The release of crude oil or refined petroleum products into the marine environment initiates “weathering,” a collective term for the physical, chemical, and biological changes that immediately alter the oil’s composition and physical properties. Spilled oil rapidly changes form, density, and toxicity as it is subjected to the dynamic forces of the ocean, air, and sun. The speed and extent of this transformation depend heavily on the type of oil spilled and prevailing environmental factors like temperature, wave action, and wind.
Initial Physical Changes on the Surface
The moment oil breaches the water surface, it begins a rapid horizontal movement known as spreading, driven initially by gravity and its own surface tension. This process quickly transforms a concentrated mass into an expanding slick that can cover a significant area, often thinning to a mere fraction of a millimeter. The spreading continues until the slick reaches a thickness of approximately 0.1 millimeters, where the forces of surface tension and viscosity achieve equilibrium.

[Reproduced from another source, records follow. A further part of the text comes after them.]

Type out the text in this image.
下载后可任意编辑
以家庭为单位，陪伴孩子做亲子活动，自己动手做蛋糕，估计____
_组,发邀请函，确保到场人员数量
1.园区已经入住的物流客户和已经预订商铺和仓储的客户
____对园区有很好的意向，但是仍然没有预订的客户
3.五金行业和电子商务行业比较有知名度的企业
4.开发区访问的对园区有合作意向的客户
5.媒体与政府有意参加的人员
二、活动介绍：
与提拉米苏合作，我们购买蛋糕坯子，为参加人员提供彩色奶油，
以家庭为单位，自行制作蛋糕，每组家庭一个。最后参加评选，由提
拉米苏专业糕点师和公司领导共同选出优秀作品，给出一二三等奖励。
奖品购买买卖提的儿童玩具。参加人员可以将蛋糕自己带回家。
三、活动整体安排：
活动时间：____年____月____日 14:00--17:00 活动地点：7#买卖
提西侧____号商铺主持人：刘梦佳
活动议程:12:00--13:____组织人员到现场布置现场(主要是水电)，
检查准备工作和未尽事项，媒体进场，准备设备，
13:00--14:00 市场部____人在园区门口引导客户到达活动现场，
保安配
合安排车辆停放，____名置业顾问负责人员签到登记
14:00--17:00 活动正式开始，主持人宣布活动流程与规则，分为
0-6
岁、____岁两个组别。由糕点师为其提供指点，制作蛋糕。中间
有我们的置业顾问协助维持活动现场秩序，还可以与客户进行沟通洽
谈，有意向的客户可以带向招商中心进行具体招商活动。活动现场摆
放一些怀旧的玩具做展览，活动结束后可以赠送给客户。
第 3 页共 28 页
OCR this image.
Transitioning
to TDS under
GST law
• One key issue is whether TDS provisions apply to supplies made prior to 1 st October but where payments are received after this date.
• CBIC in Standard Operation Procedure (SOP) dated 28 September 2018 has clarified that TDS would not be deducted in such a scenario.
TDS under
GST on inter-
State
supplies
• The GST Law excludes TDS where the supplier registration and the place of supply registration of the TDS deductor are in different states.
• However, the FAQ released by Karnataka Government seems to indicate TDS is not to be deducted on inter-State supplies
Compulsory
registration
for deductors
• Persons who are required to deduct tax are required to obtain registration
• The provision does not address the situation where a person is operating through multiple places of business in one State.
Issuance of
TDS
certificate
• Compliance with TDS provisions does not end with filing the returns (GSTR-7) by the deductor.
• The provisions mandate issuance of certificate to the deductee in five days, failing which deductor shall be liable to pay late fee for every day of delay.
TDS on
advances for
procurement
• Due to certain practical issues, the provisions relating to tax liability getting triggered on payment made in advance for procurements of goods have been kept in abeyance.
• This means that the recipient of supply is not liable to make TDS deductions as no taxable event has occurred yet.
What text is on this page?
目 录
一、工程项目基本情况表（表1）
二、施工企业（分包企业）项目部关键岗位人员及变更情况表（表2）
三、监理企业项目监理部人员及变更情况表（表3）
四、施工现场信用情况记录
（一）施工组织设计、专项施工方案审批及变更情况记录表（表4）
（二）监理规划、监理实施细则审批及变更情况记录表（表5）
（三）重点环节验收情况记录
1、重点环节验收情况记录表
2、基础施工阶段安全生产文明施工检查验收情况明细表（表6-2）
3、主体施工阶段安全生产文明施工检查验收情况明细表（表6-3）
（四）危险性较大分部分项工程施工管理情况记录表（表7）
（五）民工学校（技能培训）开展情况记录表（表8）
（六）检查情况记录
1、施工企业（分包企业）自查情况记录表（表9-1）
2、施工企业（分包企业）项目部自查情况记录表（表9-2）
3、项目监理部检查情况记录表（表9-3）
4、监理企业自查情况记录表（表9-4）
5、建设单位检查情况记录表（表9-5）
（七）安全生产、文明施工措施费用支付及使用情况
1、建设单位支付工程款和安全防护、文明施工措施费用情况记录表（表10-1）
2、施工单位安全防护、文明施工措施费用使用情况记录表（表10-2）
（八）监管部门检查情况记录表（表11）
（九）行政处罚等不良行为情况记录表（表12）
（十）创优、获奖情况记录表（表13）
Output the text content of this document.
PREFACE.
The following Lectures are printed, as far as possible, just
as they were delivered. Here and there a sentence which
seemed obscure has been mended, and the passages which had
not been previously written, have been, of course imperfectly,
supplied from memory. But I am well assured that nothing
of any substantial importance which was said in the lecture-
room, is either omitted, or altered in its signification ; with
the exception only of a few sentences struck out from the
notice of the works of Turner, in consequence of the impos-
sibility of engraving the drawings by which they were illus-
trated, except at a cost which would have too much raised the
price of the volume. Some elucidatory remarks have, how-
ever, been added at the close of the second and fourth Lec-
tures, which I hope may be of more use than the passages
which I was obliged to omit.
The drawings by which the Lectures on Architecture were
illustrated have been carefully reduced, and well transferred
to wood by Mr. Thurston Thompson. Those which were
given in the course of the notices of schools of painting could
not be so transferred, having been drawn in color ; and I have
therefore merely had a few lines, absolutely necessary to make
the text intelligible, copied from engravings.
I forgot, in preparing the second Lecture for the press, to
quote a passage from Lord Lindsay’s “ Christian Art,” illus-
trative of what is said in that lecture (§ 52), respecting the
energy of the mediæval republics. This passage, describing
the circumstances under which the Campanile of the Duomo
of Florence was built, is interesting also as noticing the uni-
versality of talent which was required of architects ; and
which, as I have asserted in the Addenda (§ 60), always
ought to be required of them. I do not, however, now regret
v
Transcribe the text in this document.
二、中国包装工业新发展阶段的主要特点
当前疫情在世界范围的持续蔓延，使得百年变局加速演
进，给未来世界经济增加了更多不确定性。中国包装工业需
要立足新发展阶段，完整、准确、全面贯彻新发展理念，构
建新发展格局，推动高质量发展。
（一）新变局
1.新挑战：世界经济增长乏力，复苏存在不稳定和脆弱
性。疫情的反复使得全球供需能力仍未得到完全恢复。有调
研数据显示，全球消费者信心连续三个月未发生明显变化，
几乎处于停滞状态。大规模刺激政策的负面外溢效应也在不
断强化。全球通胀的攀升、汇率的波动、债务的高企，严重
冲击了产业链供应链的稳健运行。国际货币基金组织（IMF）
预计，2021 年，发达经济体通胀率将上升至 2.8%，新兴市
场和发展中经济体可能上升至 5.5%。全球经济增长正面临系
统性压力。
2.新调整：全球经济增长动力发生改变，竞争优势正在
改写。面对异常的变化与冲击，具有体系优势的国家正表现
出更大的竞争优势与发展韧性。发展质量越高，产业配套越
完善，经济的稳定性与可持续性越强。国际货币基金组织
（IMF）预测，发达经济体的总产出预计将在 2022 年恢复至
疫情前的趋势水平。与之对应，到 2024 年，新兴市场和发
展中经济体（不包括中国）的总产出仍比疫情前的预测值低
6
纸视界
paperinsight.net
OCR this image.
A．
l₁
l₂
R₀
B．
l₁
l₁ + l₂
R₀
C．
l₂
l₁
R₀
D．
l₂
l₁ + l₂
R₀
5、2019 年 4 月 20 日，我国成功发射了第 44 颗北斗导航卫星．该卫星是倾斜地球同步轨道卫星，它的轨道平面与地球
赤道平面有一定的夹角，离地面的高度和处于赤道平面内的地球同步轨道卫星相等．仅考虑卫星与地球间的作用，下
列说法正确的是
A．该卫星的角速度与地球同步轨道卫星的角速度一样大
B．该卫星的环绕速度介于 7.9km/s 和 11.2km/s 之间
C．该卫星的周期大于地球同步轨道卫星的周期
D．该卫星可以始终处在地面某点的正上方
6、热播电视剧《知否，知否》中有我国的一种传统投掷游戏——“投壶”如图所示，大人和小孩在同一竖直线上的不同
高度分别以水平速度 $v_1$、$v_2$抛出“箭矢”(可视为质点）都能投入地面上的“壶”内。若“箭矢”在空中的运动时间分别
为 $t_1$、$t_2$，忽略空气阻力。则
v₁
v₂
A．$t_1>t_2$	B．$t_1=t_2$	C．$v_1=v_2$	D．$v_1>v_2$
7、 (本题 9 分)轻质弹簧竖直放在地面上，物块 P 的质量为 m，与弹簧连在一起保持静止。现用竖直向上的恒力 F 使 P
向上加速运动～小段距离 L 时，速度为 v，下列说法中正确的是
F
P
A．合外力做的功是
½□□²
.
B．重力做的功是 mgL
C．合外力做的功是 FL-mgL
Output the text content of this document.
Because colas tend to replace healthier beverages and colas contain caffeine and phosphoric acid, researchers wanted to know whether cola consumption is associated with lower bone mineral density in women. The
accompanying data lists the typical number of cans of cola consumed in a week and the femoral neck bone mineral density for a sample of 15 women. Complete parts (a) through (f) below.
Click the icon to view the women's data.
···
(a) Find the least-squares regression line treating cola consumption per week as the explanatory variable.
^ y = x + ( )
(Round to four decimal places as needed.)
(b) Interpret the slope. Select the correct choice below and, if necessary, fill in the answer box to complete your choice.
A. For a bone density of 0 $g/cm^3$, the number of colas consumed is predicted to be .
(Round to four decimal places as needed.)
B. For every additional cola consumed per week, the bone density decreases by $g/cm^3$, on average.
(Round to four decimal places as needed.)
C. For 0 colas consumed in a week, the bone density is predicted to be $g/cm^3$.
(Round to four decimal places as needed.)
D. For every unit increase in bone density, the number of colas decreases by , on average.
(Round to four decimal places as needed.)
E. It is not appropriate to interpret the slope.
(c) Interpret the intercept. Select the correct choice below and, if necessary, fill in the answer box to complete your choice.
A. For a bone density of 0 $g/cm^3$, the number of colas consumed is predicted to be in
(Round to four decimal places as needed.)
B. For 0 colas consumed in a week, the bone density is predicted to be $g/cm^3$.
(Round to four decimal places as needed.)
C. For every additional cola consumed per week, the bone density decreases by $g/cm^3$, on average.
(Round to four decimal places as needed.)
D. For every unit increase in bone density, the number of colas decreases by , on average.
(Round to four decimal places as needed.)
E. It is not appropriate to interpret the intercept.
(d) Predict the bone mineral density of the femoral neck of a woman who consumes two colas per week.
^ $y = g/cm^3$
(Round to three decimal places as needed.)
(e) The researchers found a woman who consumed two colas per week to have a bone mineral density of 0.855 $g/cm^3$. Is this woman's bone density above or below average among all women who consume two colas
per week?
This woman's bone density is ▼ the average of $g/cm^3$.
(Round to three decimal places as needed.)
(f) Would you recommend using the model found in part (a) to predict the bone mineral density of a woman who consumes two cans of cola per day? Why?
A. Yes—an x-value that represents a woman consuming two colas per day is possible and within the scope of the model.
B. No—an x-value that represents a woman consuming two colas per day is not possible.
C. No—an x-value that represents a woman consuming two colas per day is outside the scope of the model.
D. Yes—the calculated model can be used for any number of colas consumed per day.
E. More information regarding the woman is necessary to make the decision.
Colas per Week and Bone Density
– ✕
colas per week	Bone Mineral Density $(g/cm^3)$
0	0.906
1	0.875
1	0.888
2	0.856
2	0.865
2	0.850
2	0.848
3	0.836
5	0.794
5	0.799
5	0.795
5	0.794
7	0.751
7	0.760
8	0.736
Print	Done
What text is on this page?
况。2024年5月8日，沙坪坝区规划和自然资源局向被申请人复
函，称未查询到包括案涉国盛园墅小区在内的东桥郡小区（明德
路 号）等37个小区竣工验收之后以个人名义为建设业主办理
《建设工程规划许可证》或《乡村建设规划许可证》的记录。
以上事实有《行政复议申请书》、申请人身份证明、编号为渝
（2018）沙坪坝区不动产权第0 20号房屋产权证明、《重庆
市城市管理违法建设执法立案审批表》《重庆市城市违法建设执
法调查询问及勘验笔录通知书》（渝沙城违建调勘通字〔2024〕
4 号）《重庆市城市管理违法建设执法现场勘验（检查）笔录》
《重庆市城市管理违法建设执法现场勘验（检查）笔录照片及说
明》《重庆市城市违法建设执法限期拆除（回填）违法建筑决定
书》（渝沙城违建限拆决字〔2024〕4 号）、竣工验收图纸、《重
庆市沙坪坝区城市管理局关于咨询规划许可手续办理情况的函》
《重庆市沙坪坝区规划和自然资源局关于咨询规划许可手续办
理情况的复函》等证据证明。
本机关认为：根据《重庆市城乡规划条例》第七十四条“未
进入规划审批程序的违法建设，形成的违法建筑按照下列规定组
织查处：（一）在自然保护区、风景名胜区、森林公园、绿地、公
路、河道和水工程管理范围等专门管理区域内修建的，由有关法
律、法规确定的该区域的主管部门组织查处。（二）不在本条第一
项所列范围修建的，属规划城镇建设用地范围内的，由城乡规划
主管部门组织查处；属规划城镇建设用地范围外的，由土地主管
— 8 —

The entire oil slick is simultaneously driven across the ocean by advection, a physical transport mechanism governed by winds, currents, and tides. Within the first hours to days, this movement can distribute the oil far from its source, creating long, narrow bands of oil residue. As the oil moves, it is also rapidly losing mass through evaporation, where the lighter, more volatile hydrocarbon components transition into the atmosphere.
Evaporation is the most significant process for mass loss immediately following a spill, especially for lighter crude oils and refined products like gasoline. Low molecular weight compounds, which have boiling points lower than approximately 280 degrees Celsius, volatilize quickly. A light crude oil can lose up to 75 percent of its initial volume within the first few days, though heavier oils may lose less than 10 percent. The rate of evaporation depends highly on ambient temperature, the oil’s initial composition, and wind speed.
Transformation into Oil and Water Mixtures
As the lighter components evaporate, the remaining oil becomes denser and more viscous, concentrating the heavier, stickier compounds. A small fraction of the oil’s water-soluble components dissolves directly into the water column. This process, known as dissolution, occurs rapidly in the first hours and is a major pathway for the immediate introduction of potentially toxic compounds into the marine water.
The mechanical energy from wave action and turbulence begins to churn the remaining weathered oil with the surrounding seawater. This mixing leads to the formation of a stable mixture called a water-in-oil emulsion, commonly referred to by spill responders as “mousse” due to its brown, foamy appearance. Mousse can incorporate between 60 to 80 percent water in the form of tiny droplets dispersed throughout the continuous oil phase.
Emulsification dramatically changes the physical properties of the oil, increasing its viscosity by a thousand-fold or more. The stability of this emulsion is maintained by the concentration of natural surfactants, such as asphaltenes and resins, in the remaining oil residue. These compounds form a mechanical film around the microscopic water droplets, preventing them from separating from the oil. The resulting highly viscous material is extremely resistant to natural breakdown and significantly complicates mechanical cleanup efforts.
Final Degradation and Removal
The long-term breakdown and removal of the remaining weathered oil residue is dominated by a combination of biological, chemical, and physical processes. Biodegradation, carried out by naturally occurring marine microorganisms like bacteria and fungi, is the primary mechanism for the ultimate removal of hydrocarbons from the environment. These microbes utilize the oil’s hydrocarbons as a source of energy and carbon, breaking the complex molecules down into simpler, less harmful compounds, such as carbon dioxide and water.
The efficacy of microbial degradation is highly dependent on the presence of oxygen, making the process much faster in surface waters under aerobic conditions. The process is often limited by the availability of other nutrients in the seawater, particularly nitrogen and phosphorus, which the oil does not provide. When a spill occurs, the existing population of hydrocarbon-degrading microbes often experiences a “bloom,” but the lack of sufficient nutrients can slow the overall rate of cleanup.
Another significant process transforming the oil on the surface is photo-oxidation, where compounds in the oil react chemically with oxygen under the influence of sunlight’s ultraviolet radiation. This process is most effective on thin slicks and can occur rapidly, creating new oxygenated compounds that are often more polar and sometimes more persistent. Photo-oxidation contributes to the formation of residual materials like tar, which can persist in the environment for decades.
For the heaviest, most weathered residues, the final removal process is often sedimentation and sinking. Oil that has lost its lighter fractions and undergone emulsification can mix with suspended particulate matter, sand, or clay, forming aggregates. These aggregates, sometimes referred to as “marine oil snow,” become dense enough to lose buoyancy and settle to the seafloor. Once settled in the cold, low-oxygen conditions of the deep ocean or coastal sediments, the rate of biodegradation slows dramatically, allowing the oil residue to persist largely intact for many years.